The Roswell Park team is developing clinical studies to further pursue both approaches, capitalizing on significant recent investments to better understand the specific biology of pancreatic cancers. They expect to continue to explore these and other treatment options in laboratory models to ensure that they are identifying the best approaches for clinical deployment. They have been involved in previous clinical trials around pancreatic cancer and intend to develop new clinical trials based on the recently published research. In order to make an impact on pancreatic cancer outcomes, according to Witkiewicz, their laboratory findings need to be interrogated clinically to determine if impressive results in the lab hold up for the patient.

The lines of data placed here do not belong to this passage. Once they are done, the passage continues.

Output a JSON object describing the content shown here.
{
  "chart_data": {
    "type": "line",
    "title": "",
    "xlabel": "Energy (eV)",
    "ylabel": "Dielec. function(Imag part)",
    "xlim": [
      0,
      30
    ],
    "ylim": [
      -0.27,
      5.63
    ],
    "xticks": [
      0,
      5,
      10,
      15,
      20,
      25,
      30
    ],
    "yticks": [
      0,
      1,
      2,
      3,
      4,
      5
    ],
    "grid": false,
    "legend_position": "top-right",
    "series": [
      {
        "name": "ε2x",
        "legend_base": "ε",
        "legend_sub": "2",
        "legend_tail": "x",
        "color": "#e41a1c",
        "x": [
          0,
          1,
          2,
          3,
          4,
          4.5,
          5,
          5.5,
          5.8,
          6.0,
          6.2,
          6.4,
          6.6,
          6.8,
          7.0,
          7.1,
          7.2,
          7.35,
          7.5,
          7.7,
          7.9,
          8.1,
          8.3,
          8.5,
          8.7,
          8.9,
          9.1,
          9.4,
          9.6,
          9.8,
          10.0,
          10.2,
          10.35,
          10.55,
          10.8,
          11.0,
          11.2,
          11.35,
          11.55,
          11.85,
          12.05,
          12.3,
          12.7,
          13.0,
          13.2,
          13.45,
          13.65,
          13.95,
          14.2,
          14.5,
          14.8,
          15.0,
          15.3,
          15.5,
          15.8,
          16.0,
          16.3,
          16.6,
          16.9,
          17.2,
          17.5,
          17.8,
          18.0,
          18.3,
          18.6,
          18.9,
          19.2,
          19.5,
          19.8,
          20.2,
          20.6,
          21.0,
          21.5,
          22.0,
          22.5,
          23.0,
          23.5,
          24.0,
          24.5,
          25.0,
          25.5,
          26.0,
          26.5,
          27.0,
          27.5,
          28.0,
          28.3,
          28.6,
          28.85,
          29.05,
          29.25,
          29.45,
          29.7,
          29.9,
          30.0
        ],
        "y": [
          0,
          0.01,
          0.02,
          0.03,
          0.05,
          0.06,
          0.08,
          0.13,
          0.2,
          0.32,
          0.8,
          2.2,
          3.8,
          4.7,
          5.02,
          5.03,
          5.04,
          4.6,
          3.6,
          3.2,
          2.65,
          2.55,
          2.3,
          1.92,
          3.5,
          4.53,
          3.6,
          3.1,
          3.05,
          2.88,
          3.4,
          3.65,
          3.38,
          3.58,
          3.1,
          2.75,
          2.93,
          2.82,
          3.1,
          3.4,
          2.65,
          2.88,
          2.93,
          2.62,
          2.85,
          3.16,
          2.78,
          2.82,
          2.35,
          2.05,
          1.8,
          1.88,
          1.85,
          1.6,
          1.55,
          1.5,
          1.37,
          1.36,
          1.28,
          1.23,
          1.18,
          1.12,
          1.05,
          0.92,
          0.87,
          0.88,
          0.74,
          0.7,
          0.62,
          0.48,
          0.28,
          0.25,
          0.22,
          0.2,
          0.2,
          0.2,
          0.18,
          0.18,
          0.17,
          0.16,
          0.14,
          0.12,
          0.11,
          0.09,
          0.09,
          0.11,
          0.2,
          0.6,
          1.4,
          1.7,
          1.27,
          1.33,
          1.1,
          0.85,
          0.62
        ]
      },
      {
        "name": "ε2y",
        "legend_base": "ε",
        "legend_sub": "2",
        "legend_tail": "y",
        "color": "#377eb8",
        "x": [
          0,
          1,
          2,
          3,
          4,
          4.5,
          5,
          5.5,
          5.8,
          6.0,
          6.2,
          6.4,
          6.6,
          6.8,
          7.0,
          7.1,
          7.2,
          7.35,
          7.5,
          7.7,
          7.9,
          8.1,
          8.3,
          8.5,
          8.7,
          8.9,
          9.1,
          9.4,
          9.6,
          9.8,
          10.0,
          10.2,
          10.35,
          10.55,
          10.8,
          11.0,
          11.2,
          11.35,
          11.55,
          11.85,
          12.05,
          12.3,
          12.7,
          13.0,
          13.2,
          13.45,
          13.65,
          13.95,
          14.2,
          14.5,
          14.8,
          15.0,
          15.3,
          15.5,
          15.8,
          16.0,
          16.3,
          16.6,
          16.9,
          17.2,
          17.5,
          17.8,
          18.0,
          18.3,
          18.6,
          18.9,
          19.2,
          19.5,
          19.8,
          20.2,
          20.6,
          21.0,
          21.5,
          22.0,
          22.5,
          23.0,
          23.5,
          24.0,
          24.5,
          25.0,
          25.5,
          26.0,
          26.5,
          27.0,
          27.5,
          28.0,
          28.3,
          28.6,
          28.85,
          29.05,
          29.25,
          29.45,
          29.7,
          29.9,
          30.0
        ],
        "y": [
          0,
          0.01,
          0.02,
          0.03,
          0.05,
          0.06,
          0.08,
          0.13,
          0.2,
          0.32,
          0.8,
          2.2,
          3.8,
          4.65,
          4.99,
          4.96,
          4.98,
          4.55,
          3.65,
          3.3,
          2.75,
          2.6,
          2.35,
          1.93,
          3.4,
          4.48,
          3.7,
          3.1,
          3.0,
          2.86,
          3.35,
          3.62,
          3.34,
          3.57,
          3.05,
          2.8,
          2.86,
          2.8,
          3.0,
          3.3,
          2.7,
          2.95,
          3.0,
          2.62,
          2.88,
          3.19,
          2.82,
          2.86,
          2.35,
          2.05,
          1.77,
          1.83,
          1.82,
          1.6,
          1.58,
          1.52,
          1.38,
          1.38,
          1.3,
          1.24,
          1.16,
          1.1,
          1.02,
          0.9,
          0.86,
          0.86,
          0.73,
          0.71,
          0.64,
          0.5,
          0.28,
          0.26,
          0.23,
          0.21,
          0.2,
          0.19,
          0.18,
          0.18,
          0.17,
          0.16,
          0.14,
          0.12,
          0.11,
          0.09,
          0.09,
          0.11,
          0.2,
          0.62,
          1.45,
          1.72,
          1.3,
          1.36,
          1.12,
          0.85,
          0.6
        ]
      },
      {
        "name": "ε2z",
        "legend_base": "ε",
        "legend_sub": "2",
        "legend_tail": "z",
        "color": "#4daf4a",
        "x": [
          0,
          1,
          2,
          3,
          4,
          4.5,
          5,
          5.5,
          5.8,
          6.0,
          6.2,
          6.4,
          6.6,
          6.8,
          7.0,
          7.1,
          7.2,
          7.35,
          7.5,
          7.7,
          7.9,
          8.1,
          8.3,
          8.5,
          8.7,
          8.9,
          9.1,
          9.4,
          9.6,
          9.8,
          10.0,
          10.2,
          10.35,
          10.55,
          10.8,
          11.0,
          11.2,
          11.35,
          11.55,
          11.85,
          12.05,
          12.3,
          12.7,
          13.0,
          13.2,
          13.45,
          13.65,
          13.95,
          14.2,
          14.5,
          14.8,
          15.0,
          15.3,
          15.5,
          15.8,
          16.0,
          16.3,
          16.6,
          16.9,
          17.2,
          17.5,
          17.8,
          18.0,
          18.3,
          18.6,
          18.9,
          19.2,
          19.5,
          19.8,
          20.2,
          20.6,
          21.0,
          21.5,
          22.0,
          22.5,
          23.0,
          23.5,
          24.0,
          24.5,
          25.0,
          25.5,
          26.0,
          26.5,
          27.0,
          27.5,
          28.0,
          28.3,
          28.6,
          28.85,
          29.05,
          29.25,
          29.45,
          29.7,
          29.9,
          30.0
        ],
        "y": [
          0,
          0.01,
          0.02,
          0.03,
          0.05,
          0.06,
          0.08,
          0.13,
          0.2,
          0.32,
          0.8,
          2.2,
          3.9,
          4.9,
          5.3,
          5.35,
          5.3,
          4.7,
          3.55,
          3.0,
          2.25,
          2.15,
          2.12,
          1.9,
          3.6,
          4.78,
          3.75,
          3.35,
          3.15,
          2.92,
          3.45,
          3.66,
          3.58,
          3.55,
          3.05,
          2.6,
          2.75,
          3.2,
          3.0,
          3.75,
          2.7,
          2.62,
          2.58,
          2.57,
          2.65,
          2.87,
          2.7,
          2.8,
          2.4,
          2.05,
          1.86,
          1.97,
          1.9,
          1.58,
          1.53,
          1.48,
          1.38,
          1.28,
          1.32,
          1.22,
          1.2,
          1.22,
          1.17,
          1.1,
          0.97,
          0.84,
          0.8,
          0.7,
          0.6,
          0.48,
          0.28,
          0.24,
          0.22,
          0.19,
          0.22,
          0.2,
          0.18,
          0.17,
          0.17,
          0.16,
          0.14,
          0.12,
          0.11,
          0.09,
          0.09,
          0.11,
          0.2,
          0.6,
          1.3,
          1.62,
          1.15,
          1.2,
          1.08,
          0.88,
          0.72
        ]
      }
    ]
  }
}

“We’re quite excited by the prospect of further developing these interventions, particularly in the context of such a hard-to-treat cancer, where new therapeutic options are urgently needed,” adds Knudsen. “Since the drugs utilized target fundamental features of cell division that are commonly deregulated across cancers, one could predict that the strategies uncovered in pancreatic cancer could be applicable to other cancers. We are currently translating some of the findings from this work into other forms of cancer, including triple-negative breast cancer. The delivery of such ideas to the clinic is driven by strong interactions with the early-phase clinical trial program at Roswell Park.”